Key Features of GenKIE
- Multimodal Generative Architecture: At its core, GenKIE uses an encoder-decoder structure based on the OFA (One-For-All) model, blending text, layout, and visual features into a single framework. This setup allows GenKIE to generalize across varied document layouts, capturing key entities with high accuracy.
- Prompt-based Information Generation: Instead of tagging every element, GenKIE utilizes prompts (e.g., "Company is?" or "Address is?") to generate the necessary information. This prompt system reduces the need for token-level tagging, saving significant annotation time and adapting to different document types and layouts with ease.
- OCR Error Resilience: GenKIE’s architecture enables it to correct OCR errors dynamically, ensuring that extracted data remains accurate even when OCR misreads parts of the text.
GenKIE’s capabilities were evaluated against several top-performing KIE models across three datasets: SROIE, CORD, and FUNSD.
Model | Modality | SROIE F1 Score | CORD F1 Score | FUNSD F1 Score |
---|---|---|---|---|
LayoutLMv3 | Text+Layout+Visual | 95.30 | 96.56 | 90.29 |
DocFormer | Text+Layout+Visual | - | 96.33 | 83.34 |
GenKIE | Text+Layout+Visual | 97.40 | 95.75 | 83.45 |
In the table above, GenKIE’s performance is comparable to traditional SOTA discriminative models.
Ablation Study
To understand which aspects of GenKIE most contribute to its effectiveness, we conducted a detailed ablation study, testing various model configurations with and without specific features.
1. Multimodality Effectiveness
GenKIE’s performance was analyzed using different feature combinations.
- Text Only: The model’s F1 score on SROIE was lowest when only text features were used.
- Text + Layout: Adding layout features significantly improved accuracy, highlighting the importance of spatial information.
- Text + Visual + Layout: Combining all three modalities yielded the best results, with an F1 score of 97.40, emphasizing the value of visual context in addition to text and layout.
Modality | Precision | Recall | F1 Score |
---|---|---|---|
Text Only | 96.24 | 96.24 | 96.24 |
Text + Visual | 97.20 | 96.82 | 97.01 |
Text + Layout | 96.89 | 97.39 | 97.14 |
Text + Layout + Visual | 97.40 | 97.40 | 97.40 |
This ablation, shown in the above table, demonstrates the model’s high performance when incorporating all modalities, validating GenKIE’s design choice to leverage a multimodal approach.
2. Prompt Effectiveness
We also explored different prompt types to identify the most effective format.

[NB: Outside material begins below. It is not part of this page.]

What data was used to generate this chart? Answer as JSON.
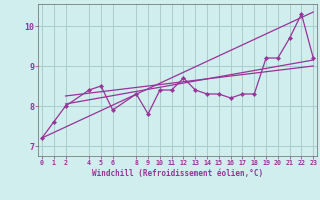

- Template Prompts (e.g., "Company is [value]") provided the most accurate results for entity extraction tasks, particularly in cases where all entity types were included in a single prompt.
- Question Prompts (e.g., "What is the address?") proved more effective in dynamic scenarios requiring entity generation, like document labeling tasks.

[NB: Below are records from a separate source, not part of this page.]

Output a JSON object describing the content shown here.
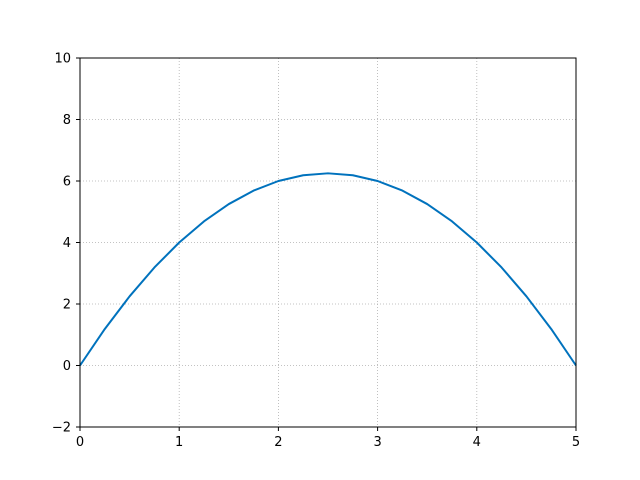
{
  "chart_data": {
    "type": "line",
    "title": "",
    "xlabel": "",
    "ylabel": "",
    "xlim": [
      0,
      5
    ],
    "ylim": [
      -2,
      10
    ],
    "x_ticks": [
      "0",
      "1",
      "2",
      "3",
      "4",
      "5"
    ],
    "y_ticks": [
      "−2",
      "0",
      "2",
      "4",
      "6",
      "8",
      "10"
    ],
    "grid": true,
    "legend": "none",
    "series": [
      {
        "color": "#0072bd",
        "x": [
          0,
          0.25,
          0.5,
          0.75,
          1,
          1.25,
          1.5,
          1.75,
          2,
          2.25,
          2.5,
          2.75,
          3,
          3.25,
          3.5,
          3.75,
          4,
          4.25,
          4.5,
          4.75,
          5
        ],
        "y": [
          0,
          1.1875,
          2.25,
          3.1875,
          4,
          4.6875,
          5.25,
          5.6875,
          6,
          6.1875,
          6.25,
          6.1875,
          6,
          5.6875,
          5.25,
          4.6875,
          4,
          3.1875,
          2.25,
          1.1875,
          0
        ]
      }
    ]
  }
}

3. Prefix Beam Search Efficiency
Adding prefix constraints to beam search during decoding significantly improved efficiency and accuracy, especially for the FUNSD dataset. This feature enabled the model to produce accurate outputs faster by constraining search space based on prompt format.

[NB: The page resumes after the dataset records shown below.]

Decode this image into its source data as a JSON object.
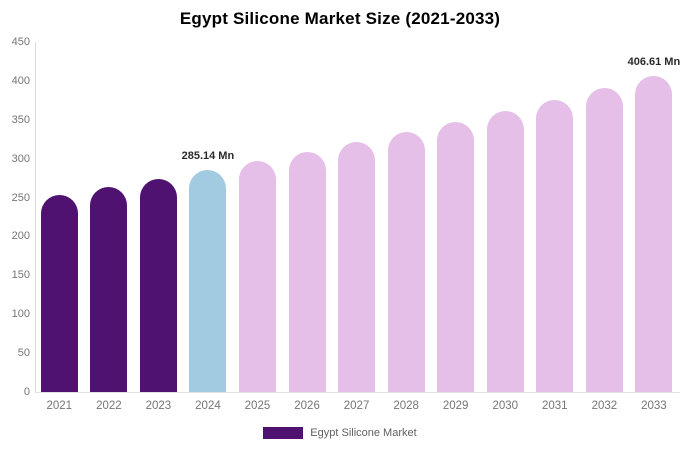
{
  "title": "Egypt Silicone Market Size (2021-2033)",
  "colors": {
    "historical_bar": "#4F1271",
    "current_year_bar": "#A2CBE1",
    "forecast_bar": "#E5BFE8",
    "axis_text": "#757575",
    "data_label_text": "#2B2B2B"
  },
  "legend": {
    "label": "Egypt Silicone Market",
    "swatch_color": "#4F1271"
  },
  "chart_data": {
    "type": "bar",
    "title": "Egypt Silicone Market Size (2021-2033)",
    "unit": "Mn",
    "categories": [
      "2021",
      "2022",
      "2023",
      "2024",
      "2025",
      "2026",
      "2027",
      "2028",
      "2029",
      "2030",
      "2031",
      "2032",
      "2033"
    ],
    "values": [
      253.26,
      263.45,
      274.05,
      285.14,
      296.61,
      308.54,
      320.95,
      333.86,
      347.29,
      361.26,
      375.79,
      390.91,
      406.61
    ],
    "bar_roles": [
      "historical",
      "historical",
      "historical",
      "current",
      "forecast",
      "forecast",
      "forecast",
      "forecast",
      "forecast",
      "forecast",
      "forecast",
      "forecast",
      "forecast"
    ],
    "data_labels": [
      {
        "year": "2024",
        "text": "285.14 Mn"
      },
      {
        "year": "2033",
        "text": "406.61 Mn"
      }
    ],
    "xlabel": "",
    "ylabel": "",
    "ylim": [
      0,
      450
    ],
    "y_ticks": [
      0,
      50,
      100,
      150,
      200,
      250,
      300,
      350,
      400,
      450
    ],
    "grid": false,
    "legend_position": "bottom",
    "legend_entries": [
      "Egypt Silicone Market"
    ]
  }
}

GenKIE’s resilience to OCR noise was tested under varying levels of artificial OCR errors, demonstrating its robustness. Even with error rates as high as 50%, GenKIE maintained an impressive F1 score, outperforming other models like LayoutLMv2, whose performance dropped sharply under similar conditions. More details about this experiment can be found in the original paper published at EMNLP 2023.
Conclusion
GenKIE is setting a new standard for document information extraction by blending generative multimodal learning with innovative prompt-based design. Its resilience to OCR errors and efficient prompting framework make it a powerful tool for real-world applications across diverse document types. With GenKIE, organizations can achieve accurate, high-speed document processing, minimizing the manual effort traditionally needed for key information extraction.